The man was striking, unmoving, yet unmistakably powerful in the way shadows respond to storm light. He stood straight and tall, wrapped in a sharply tailored dark navy suit that hugged his frame like armour. Broad shoulders, long legs, and a spine that seemed too straight for someone accustomed to comfort, but none of that kept the attention for long.
It was his irises, glowing like molten gold on a bed of midnight, that caught the breath in Acheron’s throat. They gleamed, unreadable, as if forged from something older than firelight. Yet, they didn’t just burn; they observed.
His jet-black hair was immaculately styled. A single, short fringe curved like a precise brush stroke over his left eyebrow, neatly trimmed, calculated, intentional. Everything about him felt exact, and yet… not quite real.
In his hands, he held a stack of documents, papers that fluttered with a whispering sound as he gestured while speaking in a low, measured tone to Oaklen.

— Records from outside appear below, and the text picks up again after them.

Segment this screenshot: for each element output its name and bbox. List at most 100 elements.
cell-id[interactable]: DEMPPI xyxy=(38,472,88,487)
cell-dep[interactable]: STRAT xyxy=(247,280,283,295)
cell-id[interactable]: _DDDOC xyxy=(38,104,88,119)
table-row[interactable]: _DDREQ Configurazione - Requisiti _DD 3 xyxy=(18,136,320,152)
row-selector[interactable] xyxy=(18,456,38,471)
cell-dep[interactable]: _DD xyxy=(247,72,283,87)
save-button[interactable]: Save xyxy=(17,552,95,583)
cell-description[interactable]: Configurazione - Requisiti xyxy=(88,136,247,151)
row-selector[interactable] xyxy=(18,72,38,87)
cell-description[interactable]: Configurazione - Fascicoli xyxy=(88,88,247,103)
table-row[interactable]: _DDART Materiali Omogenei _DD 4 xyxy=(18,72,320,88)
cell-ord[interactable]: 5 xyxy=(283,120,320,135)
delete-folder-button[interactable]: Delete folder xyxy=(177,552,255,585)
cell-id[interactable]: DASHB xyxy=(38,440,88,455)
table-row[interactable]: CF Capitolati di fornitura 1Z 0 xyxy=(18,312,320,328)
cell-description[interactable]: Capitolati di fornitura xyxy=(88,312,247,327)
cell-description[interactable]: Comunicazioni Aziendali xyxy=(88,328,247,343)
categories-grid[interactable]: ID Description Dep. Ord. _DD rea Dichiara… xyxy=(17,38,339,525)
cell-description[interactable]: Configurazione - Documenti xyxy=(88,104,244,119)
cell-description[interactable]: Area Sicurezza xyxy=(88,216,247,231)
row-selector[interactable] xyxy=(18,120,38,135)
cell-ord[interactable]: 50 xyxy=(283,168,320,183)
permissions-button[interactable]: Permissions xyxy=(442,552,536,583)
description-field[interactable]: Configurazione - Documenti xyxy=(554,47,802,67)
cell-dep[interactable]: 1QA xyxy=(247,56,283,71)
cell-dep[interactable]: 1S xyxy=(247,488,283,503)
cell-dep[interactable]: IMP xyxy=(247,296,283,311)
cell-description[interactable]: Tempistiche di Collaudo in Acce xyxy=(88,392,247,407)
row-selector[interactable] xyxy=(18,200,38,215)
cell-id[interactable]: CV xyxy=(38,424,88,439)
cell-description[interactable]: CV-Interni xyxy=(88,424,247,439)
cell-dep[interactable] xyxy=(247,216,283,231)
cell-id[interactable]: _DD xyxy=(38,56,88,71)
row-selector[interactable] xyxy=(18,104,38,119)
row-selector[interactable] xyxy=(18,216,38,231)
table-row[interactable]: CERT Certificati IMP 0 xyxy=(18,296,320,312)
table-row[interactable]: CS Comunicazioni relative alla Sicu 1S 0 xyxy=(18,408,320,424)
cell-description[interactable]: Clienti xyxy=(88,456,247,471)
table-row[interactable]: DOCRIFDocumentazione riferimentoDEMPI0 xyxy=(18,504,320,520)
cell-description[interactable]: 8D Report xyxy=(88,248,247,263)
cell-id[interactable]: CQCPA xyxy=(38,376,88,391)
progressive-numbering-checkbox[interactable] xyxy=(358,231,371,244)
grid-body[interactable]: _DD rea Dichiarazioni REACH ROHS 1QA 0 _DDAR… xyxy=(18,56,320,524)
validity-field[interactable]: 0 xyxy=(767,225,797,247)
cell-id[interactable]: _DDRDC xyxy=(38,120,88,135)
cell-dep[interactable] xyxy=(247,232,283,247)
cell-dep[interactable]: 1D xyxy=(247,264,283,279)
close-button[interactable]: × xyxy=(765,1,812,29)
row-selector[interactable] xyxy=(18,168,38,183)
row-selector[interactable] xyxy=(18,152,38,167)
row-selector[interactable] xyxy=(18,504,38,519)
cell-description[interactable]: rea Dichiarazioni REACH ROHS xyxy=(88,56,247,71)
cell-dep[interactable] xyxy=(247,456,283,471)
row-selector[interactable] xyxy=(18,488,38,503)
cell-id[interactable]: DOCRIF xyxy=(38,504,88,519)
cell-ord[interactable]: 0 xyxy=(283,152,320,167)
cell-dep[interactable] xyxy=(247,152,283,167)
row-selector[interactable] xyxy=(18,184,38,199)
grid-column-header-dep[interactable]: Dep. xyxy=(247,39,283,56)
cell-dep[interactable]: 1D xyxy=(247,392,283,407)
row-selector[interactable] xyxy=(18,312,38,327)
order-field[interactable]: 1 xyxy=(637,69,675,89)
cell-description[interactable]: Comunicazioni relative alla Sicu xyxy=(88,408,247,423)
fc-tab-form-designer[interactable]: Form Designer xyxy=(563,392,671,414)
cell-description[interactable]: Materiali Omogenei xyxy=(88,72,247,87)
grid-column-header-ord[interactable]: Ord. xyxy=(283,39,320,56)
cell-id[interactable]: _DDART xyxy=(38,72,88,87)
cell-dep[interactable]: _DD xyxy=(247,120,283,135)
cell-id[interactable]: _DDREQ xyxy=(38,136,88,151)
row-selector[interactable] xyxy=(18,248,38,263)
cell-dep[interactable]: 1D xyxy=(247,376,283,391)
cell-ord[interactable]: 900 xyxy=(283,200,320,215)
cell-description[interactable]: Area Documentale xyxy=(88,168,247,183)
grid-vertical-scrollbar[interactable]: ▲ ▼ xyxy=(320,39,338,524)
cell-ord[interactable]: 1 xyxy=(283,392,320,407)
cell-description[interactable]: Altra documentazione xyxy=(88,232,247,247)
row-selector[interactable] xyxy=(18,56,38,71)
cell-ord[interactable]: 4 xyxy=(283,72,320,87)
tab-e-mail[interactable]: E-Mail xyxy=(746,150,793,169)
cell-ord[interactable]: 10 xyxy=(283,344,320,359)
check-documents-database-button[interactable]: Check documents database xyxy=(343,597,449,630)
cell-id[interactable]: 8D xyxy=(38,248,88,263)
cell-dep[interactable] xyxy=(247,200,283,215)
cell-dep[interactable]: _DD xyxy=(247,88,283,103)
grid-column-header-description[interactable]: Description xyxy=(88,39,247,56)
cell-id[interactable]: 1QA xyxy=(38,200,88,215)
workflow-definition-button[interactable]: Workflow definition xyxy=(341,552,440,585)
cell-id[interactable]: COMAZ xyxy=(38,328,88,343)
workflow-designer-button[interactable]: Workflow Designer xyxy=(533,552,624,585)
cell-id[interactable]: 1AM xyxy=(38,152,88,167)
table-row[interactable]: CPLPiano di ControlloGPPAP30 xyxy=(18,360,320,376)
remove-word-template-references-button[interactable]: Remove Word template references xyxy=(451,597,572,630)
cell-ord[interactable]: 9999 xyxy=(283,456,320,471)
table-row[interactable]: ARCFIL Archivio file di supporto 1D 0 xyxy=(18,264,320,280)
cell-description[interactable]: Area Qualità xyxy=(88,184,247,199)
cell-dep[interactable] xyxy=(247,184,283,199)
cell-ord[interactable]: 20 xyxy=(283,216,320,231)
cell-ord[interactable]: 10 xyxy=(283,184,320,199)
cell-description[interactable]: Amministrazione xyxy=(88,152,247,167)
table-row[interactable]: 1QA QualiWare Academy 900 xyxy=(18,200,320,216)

The timbre of his voice was too smooth, the kind that could lull you into agreement before you'd realised you'd been led. Acheron’s eyes locked onto him, unable to look away.
It was him.
The scent that had pulled him back from the void.
The storm.
The thunder wrapped in rain.
There was something ancient in it. Something that had tangled in his veins and wrapped around his soul long before he understood he had returned to the waking world.
The man offered a final few words to Oaklen, his golden gaze flickering once toward Acheron with a cool, unreadable expression. And then, just like that, he turned and left the room. No pause or farewell. Just the soft hiss of the door opening and closing behind him.